Pensons aux travaux de Richard Hoggart sur "la culture du pauvre" pour reprendre le titre, bien discutable, de l'édition française de The Uses of Literacy: Aspects of Working Class Life with special reference to publications and entertainments. Richard Hoggart y évoque l'attention "oblique", "attention à éclipses", rusée en quelque sorte, dont sont capables les lecteurs de la presse dite populaire, capables d'y croire sans y croire. "Mentirvrai", dirait Louis Aragon, qui s'y perdait lui-même. Richard Hoggart, "ethnographe de la citadinité populaire", selon l'expression de Jean-Claude Passeron, décrit la "réception paradoxale" de cette presse que les classes intellectuelles moyennes fustigent, condescendantes. Car elles sont sûres, elles qui détestent le vulgaire profane et l'évitent, que les lecteurs des frasques et malheurs de Laeticia Hallyday y croient, et s'en soucient sincèrement. Mais ces lecteurs et lectrices savent bien, pourtant, aussi, que le "lundi au soleil", ce n'est pas pour eux : "Arrête de lire Ici Paris Paris/ Faudra r'tourner bosser lundi", chantait Patricia Kaas ("Regarde les riches").


















































"Les  grecs ont-ils cru à leurs mythes", se demandait Paul Veynes. Comme lui, nous pourrions nous interroger : "que faire de cette masse de billevesées ? Comment tout cela n'aurait-il pas un sens, une motivation, une fonction ou au moins une structure ?" Tant de unes, ces centaines de milliers d'exemplaires achetés, consultés ne peuvent pas ne rien vouloir dire.









A ce sujet, de tout cela, les "sciences" des médias ne veulent rien dire et restent muettes.
Quel sens donner au mythe de Laeticia Hallyday (après celui de Johnny) ? "Opium du peuple", "soupir de la créature opprimée" (Karl Marx) ? Une enquête pourrait-elle le dire ? Quelle enquête ? Déclarative ? Certainement pas.

Le personnage social de Laeticia Hallyday et sa réception privée semblent décidément réfractaires à l'analyse.
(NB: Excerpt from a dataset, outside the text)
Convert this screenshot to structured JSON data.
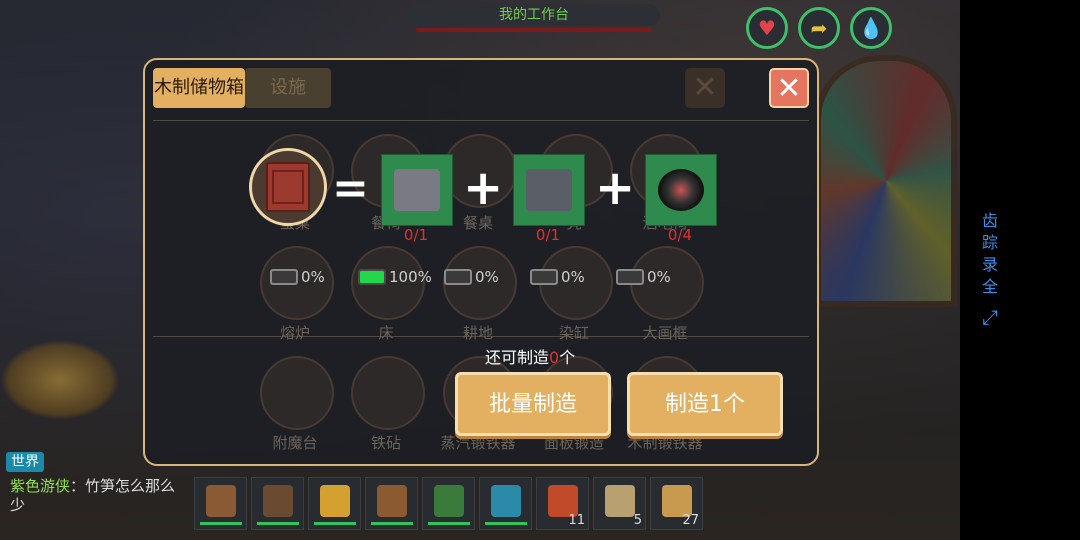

Comme tous les médias et l'approche people-lisante qui domine de plus en plus la politique, le sport, le business et la littérature, le personnage public indique surtout la limite des sciences sociales : la subjectivité. Laeticia Hallyday renvoie les professionnels des médias à l'"injustifiable subjectivité" (Jean-Paul Sartre) des lecteurs, et à notre définitive mais bavarde ignorance. Le lectorat de nombreux segments de presse constitue une classe parlée ; par qui ? Des journalistes, des photographes ? Classe muette mais rémunérée... Catégorie de ciblages publicitaires ? Femmes...
Revenir au moins à Marcel Proust qui prévenait : "Détestez la mauvaise musique, ne la méprisez pas". Donc, détestez cette presse, ne la méprisez pas. "Sa place, nulle dans l'histoire de l'Art, est immense dans l'histoire sentimentale des sociétés".

N.B. En décembre 2018, edd a publié un classement des personnalités dont la presse française a parlé en 2018 : en tête vient Laeticia Hallyday, elle est suivie de Laura Smet, fille de Johnny Hallyday, puis de David, fils de Johnny Hallyday et Sylvie Vartan. CQFD !
Références
  • Richard Hoggart,  The Uses of Literacy: Aspects of Working Class Life with special reference to publications and entertainments, Londres, Chatto & Windus, 1957 ; en français, La culture du pauvre. Étude sur le style de vie des classes populaires en Angleterre. Présentation de Jean-Claude Passeron, Paris, Editions de Minuit, 1970. 
  • Paul Veynes, Les  grecs ont-ils cru à leurs mythes? Essai sur l'imagination constituante, Paris, Seuil, 1983.
  • Jean-Claude Passeron, "Portrait de Richard Hoggart en sociologue", Enquête. Cahiers du CERCOM, N°8, 1993.
  • Marcel Proust, "Eloge de la mauvaise musique" in Les Plaisirs et les jours, XIII,  Paris, Gallimard, 1924
  •  Jean-Paul Sartre, L'être et le néant. Essai d'ontologie phénoménologique, Paris, Gallimard, 1943.